放課後のアルバイトを終えて家に帰る途中で荷物を盛大にぶち撒けたまでは覚えている。


だけど
その後の記憶は思い出せそうもない。


「酔っ払いでもあるまいし、記憶無くなるなんてありないでしょ。でも、まぁ、何にせよさっさっと、この家から出ないとな。」

部屋をキョロキョロと見渡すと
時計は12時を指し示していた。

とっくに授業が始まっている時間である事を認識する。このままじゃ、特待生としての資格がなくなってしまうかもしれないことに、焦りを感じた。

「とゆうか、ここはどこなの?」

この部屋のカーテンを引き、外の景色を見て驚愕する。

「嘘でしょ。こんな場所知らない。」

眼前に広がる外の景色は、
地平線の先まで花や植物が植えられている大きな庭が存在してた。

「私の住んでいた町にこんな庭を持っている人なんていない。
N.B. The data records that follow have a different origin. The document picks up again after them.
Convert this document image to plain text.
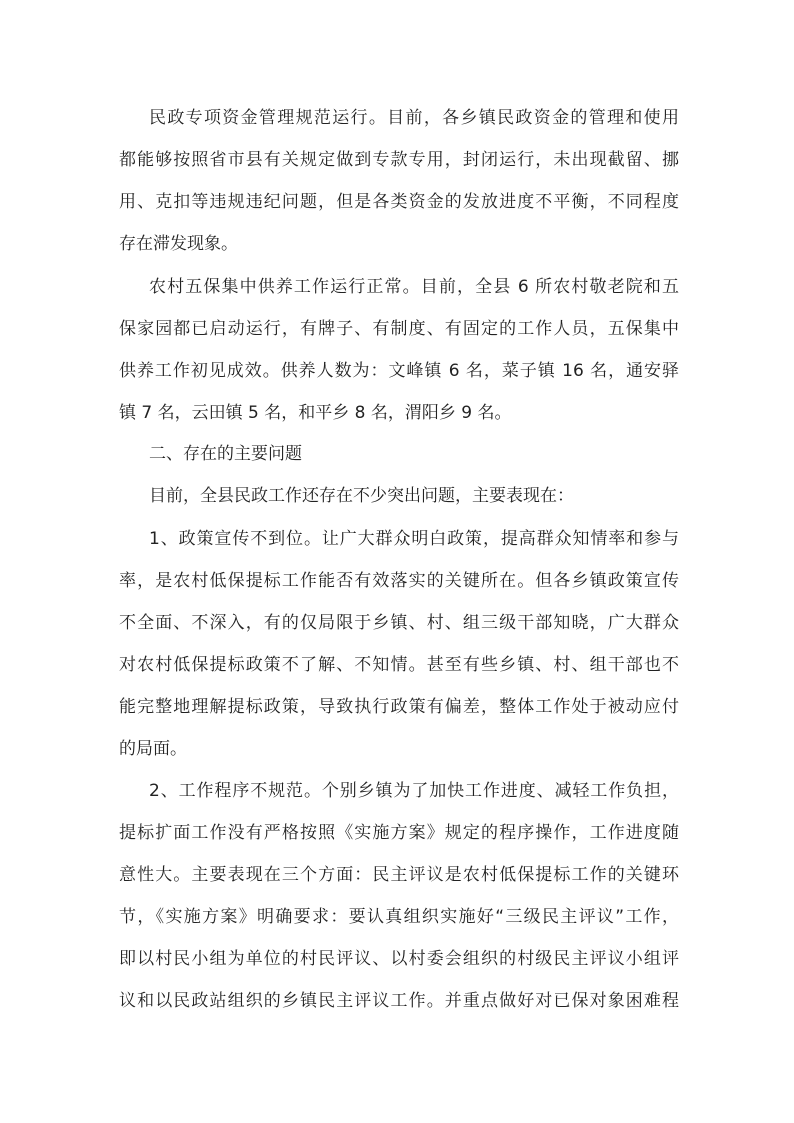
民政专项资金管理规范运行。目前，各乡镇民政资金的管理和使用

都能够按照省市县有关规定做到专款专用，封闭运行，未出现截留、挪

用、克扣等违规违纪问题，但是各类资金的发放进度不平衡，不同程度

存在滞发现象。

农村五保集中供养工作运行正常。目前，全县 6 所农村敬老院和五

保家园都已启动运行，有牌子、有制度、有固定的工作人员，五保集中

供养工作初见成效。供养人数为：文峰镇 6 名，菜子镇 16 名，通安驿

镇 7 名，云田镇 5 名，和平乡 8 名，渭阳乡 9 名。

二、存在的主要问题

目前，全县民政工作还存在不少突出问题，主要表现在：

1、政策宣传不到位。让广大群众明白政策，提高群众知情率和参与

率，是农村低保提标工作能否有效落实的关键所在。但各乡镇政策宣传

不全面、不深入，有的仅局限于乡镇、村、组三级干部知晓，广大群众

对农村低保提标政策不了解、不知情。甚至有些乡镇、村、组干部也不

能完整地理解提标政策，导致执行政策有偏差，整体工作处于被动应付

的局面。

2、工作程序不规范。个别乡镇为了加快工作进度、减轻工作负担，

提标扩面工作没有严格按照《实施方案》规定的程序操作，工作进度随

意性大。主要表现在三个方面：民主评议是农村低保提标工作的关键环

节，《实施方案》明确要求：要认真组织实施好“三级民主评议”工作，

即以村民小组为单位的村民评议、以村委会组织的村级民主评议小组评

议和以民政站组织的乡镇民主评议工作。并重点做好对已保对象困难程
」

郊外の町で、ビルが乱立されている
田舎すぎず、都会すぎない町だった。


「今日、もしかして学校に間に合わないんじゃ、」

最悪のシナリオが頭をよぎり
部屋を勢いよく飛び出した。


磨き上げられているフローリング。
高そうな絨毯が敷かれている広すぎる廊下、緻密な技術が駆使されているガラス細工の窓、その廊下には鎧が立ち並んでいた。

外へ繋がる扉を開き、その広大な庭を走り抜ける。


走って、走って_____走り続けた。


そして、たどり着いた先は薄暗い森の手前に細長い鉄柵がある場所だった。

「どうなってるの?もしかして、この先に町があるの?」

この時、わけのわからない状況に置かれた私は冷静な判断ができていなかったのだろう。


辺りを見渡し、鉄柵よりも背の高い大木を見つける。その大木のくぼみに足をかけ、木の幹を掴み何とかよじ登っていく。


木の中腹に差し掛かり、鉄柵を乗り越えられそうな高さまで登ったはいいが、3メートル以上は高さのあることに、シレーヌは足元が竦む。


「ここから飛べば、鉄柵は越えられそうだけど、」

鉄柵から木の幹までの距離は1メートルないくらいであった。

飛び方を間違えれば、
良くて怪我をし、最悪の場合は。


「死ぬかも、ね。」

自分で言葉に出してみたものの
現実味は少ないかと思い直し、シレーヌはすぅっと深呼吸を落とした。


シレーヌにとっては、限りなく低い確率で死ぬかもしれないことよりも、授業に間に合わなくて特待の資格を失うことの方が恐ろしかった。


走り出そうと足を大きく踏み出した瞬間、何か大きな音が響き、足を踏み外してしまう。


落ちるかと思ったが、咄嗟に木の幹に手をついて落ちるのを回避する。



シレーヌは安堵の溜息をつき、何か大きな音のした方向へ視線を滑らせる。




すると、そこには誰かが立っていた。



その人物とは距離もあり、太陽の反射も相まって

その人物がどんな姿をしているのかは分からなかった。



だけど________。


冷ややかな印象を持たせるアイスグレーの色彩を持った、その瞳だけは、はっきりとシレーヌの目に焼きつけられていた。